No duplicate reports were found when extracting data related to MLD. The CC between MLD and FEV1%pred was reported in five articles [25,30,31,43,63]. Two [43,63] KOLD cohorts were excluded because the article quality scores were not high and the post-CT processing method was different than that used in the other studies. Three articles [25,30,31] were included. The pooled CC between MLD and FEV1%pred was 0.44 (95% CI: 0.36, 0.53) and MLD and FEV1/FVC was 0.54 (95% CI: 0.39, 0.68) in inspiration.
Only three studies [36,43,47] were analyzed according to strict criteria for inclusion. From these studies, we determined that the pooled CC between ATI and FEV1/FVC was -0.71 (95% CI: -0.77, -0.65) in inspiration. This study did not analyze ATI and FEV1%pred because few articles included this information.
Three articles [28,33,52] reported CCs between WT and FEV1%pred in inspiration. The pooled CC between WT and FEV1%pred was -0.15 (95% CI: -0.25, -0.05) in inspiration, and the pooled CC of WT and FEV1/FVC was -0.33 (95% CI: -0.69, 0.02) in inspiration.
Five articles [24,28,31,52,58] reported CCs between AI and FEV1%pred in inspiration. However, AI and FEV1/FVC only had three groups of data, and the heterogeneity of this data was relatively large, it was necessary to study further. The pooled CC between AI and FEV1%pred was 0.40 (95% CI: 0.20, 0.59) in inspiration, and the pooled CC of AI and FEV1/FVC was 0.21 (95% CI: 0.07, 0.35) in inspiration.
Eight articles [21,23-25,28,31,42,51,53,58] reported CCs between LAA-950 and FEV1%pred using GE in inspiration. Five articles [26,34,42,46,50] reported CCs between LAA-950 and FEV1%pred using other brands of CT machines (such as Siemens, Toshiba,and Philips) in inspiration. The pooled CC between LAA-950 and FEV1%pred using GE was -0.50 (95% CI: -0.56, -0.45) and -0.59(95% CI: -0.65, -0.53) between LAA-950 and FEV1%pred using other brands of CT machines.

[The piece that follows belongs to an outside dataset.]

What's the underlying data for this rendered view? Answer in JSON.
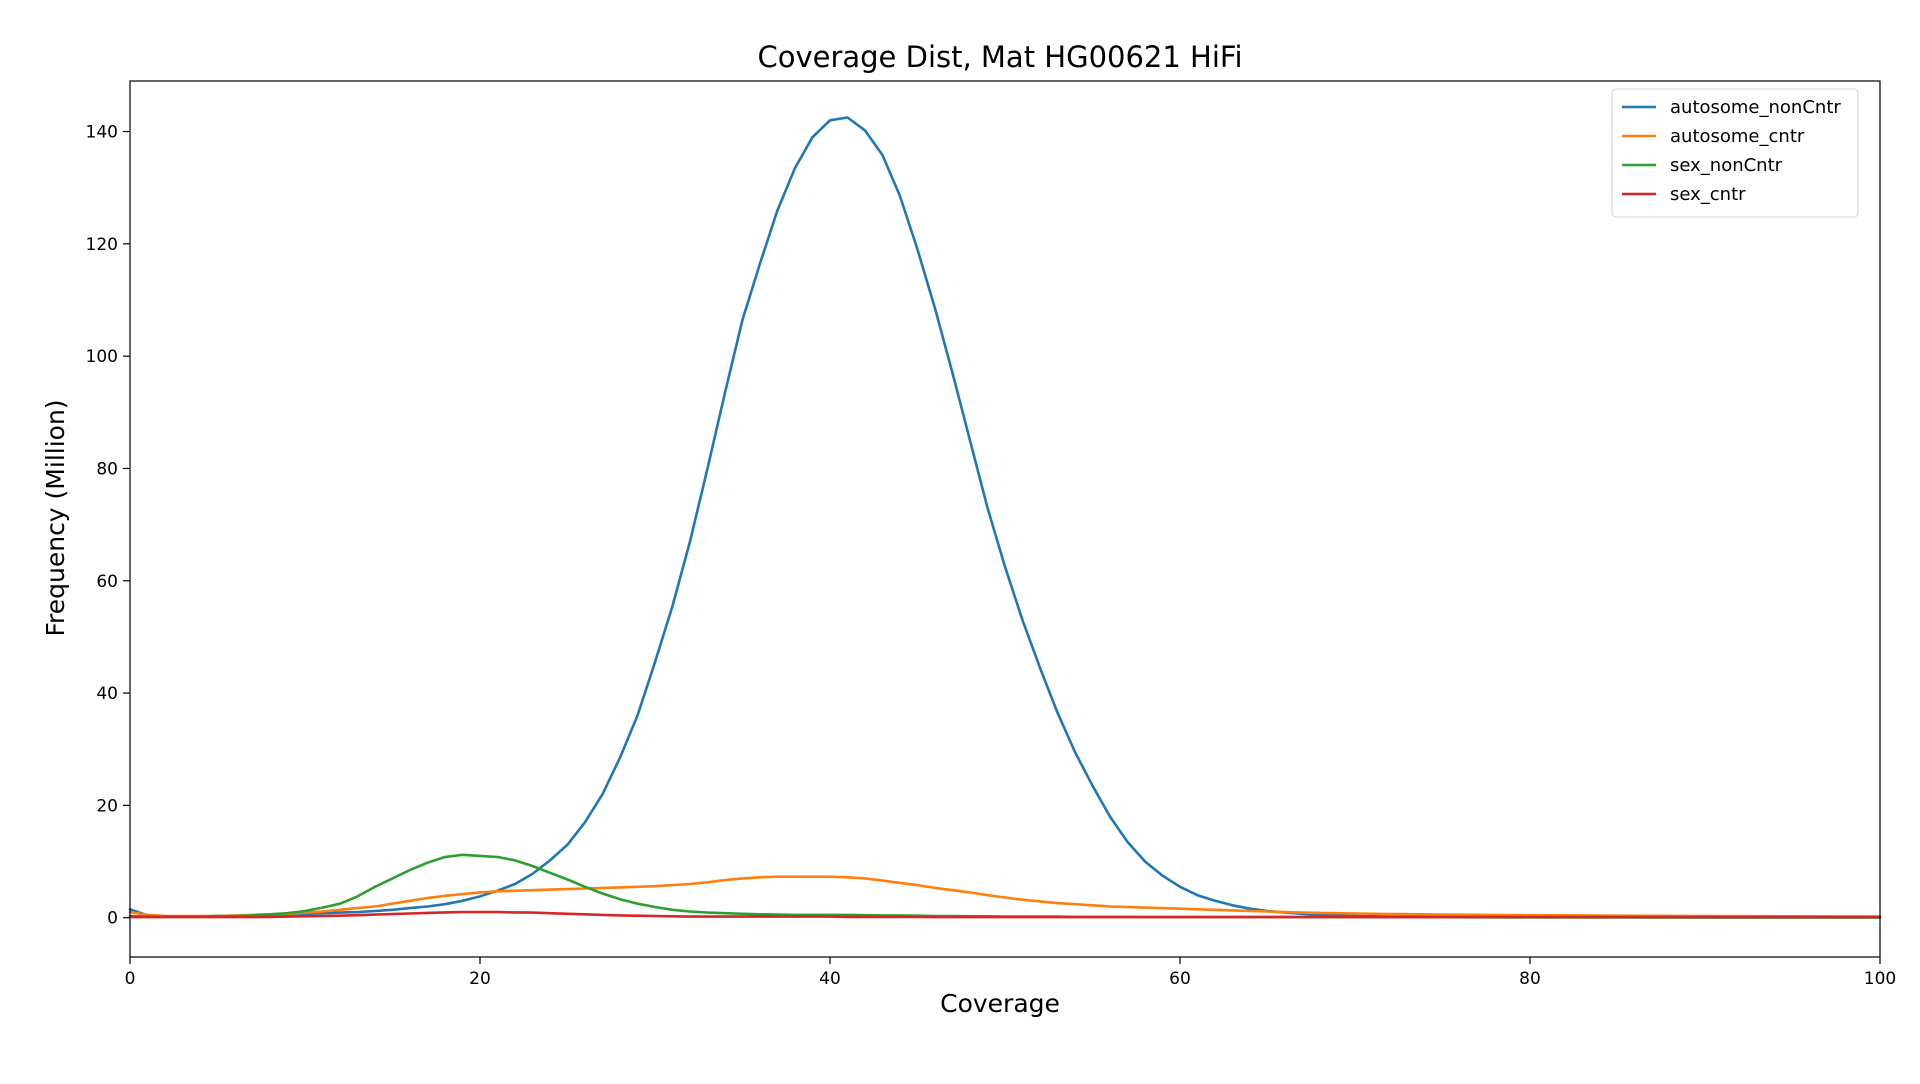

We performed a subgroup analysis, depending on the radiation dose. At ＜950 doses (such as -910HU, -900HU), the pooled CC was -0.48 (95% CI: -0.56, -0.39). At doses of 950HU, the pooled CC was -0.51 (95% CI: -0.56,-0.47). There was no significant difference between %LAA-950 and FEV1%pred (P > 0.05). Subgroup analysis was performed for inspiratory and expiratory CT. Compared with inspiratory CT, expiratory CT %LAA-950 showed a stronger negative correlation with FEV1%pred (P < 0.05), MLD and FEV1%pred showed a stronger positive correlation (P < 0.001), but there were no significant correlations between %LAA-950 and FEV1/FVC, or MLD and FEV1/FVC (P > 0.05). Subgroup analyses were also performed based on the brands of CT machines. The pooled CC was -0.50 (95% CI: -0.56, -0.45) in the first group (GE) and -0.59 (95% CI: -0.65,-0.53) in the second group (Siemens, Toshiba, and Philips). That is, there was no significant difference between %LAA-950 and FEV1%pred according to CT machine (P > 0.05) (Supplementary table 5 and 6).